Research Paper about Adaptive Web Design.
View the Project on GitHub janantala/beyond-adaptive-web-design
Ján Antala, hello@janantala.com
IIT.SRC 2014, Bratislava, April 29, 2014
Slovak University of Technology in Bratislava
Faculty of Informatics and Information Technologies
Ilkovičova 2, 842 16 Bratislava, Slovakia
Master study programme in field: Information Systems
Supervisor: Assoc. Professor Michal Čerňanský, Institute of Applied Informatics, Faculty of Informatics and Information Technologies STU in Bratislava
Mobile device penetration grows rapidly and it brings not only different display sizes with new human interaction methods, but also high-latency networks. But there are not just smartphones and desktop computers. We now have Web-enabled smartphones, tablets, e-readers, netbooks, watches, TVs, phablets, notebooks, game consoles, cars and more. So it is necessary to adapt web pages for different devices and new interaction methods. Several new methods for designing web are rapidly evolving. We present a new way of web components adaptation based on a device features and external conditions in our work. We introduce new possibilities of interaction with the web applications based on speech recognition, motion or device rotation.
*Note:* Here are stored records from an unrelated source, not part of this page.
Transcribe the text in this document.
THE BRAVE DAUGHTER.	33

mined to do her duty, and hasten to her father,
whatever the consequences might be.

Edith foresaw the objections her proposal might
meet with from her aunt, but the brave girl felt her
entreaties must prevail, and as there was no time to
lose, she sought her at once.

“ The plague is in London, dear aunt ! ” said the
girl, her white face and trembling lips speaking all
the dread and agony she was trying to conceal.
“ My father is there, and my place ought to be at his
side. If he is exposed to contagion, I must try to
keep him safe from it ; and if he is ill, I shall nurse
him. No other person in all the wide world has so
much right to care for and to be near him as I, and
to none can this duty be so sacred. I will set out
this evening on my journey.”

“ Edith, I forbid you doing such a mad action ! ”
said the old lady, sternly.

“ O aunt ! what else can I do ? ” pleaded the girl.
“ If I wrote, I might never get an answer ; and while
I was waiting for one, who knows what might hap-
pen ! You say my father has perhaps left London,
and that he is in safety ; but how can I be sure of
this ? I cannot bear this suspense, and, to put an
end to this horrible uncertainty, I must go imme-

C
The Web is continually evolving and we need to evolve with it. It used to be easier to manage browsers when there were just a few of them on the desktop. Today we not only have to deal with a wide range of desktop browsers but mobile devices, tablets, televisions, weareable devices and more. Even for the average web site things have changed a lot over four years: browser share, operating systems, screen resolutions, and more [7].
The basic approach how to provide an optimal viewing experience is to use Responsive web design which comes with fluid grids, flexible images and CSS3 media queries [9]. While creating flexible layouts is important, there is a lot more that requires remarkable adaptive web experiences. The principles of Adaptive Design are: ubiquity, flexibility, performance, enhancement and future-friendliness [4].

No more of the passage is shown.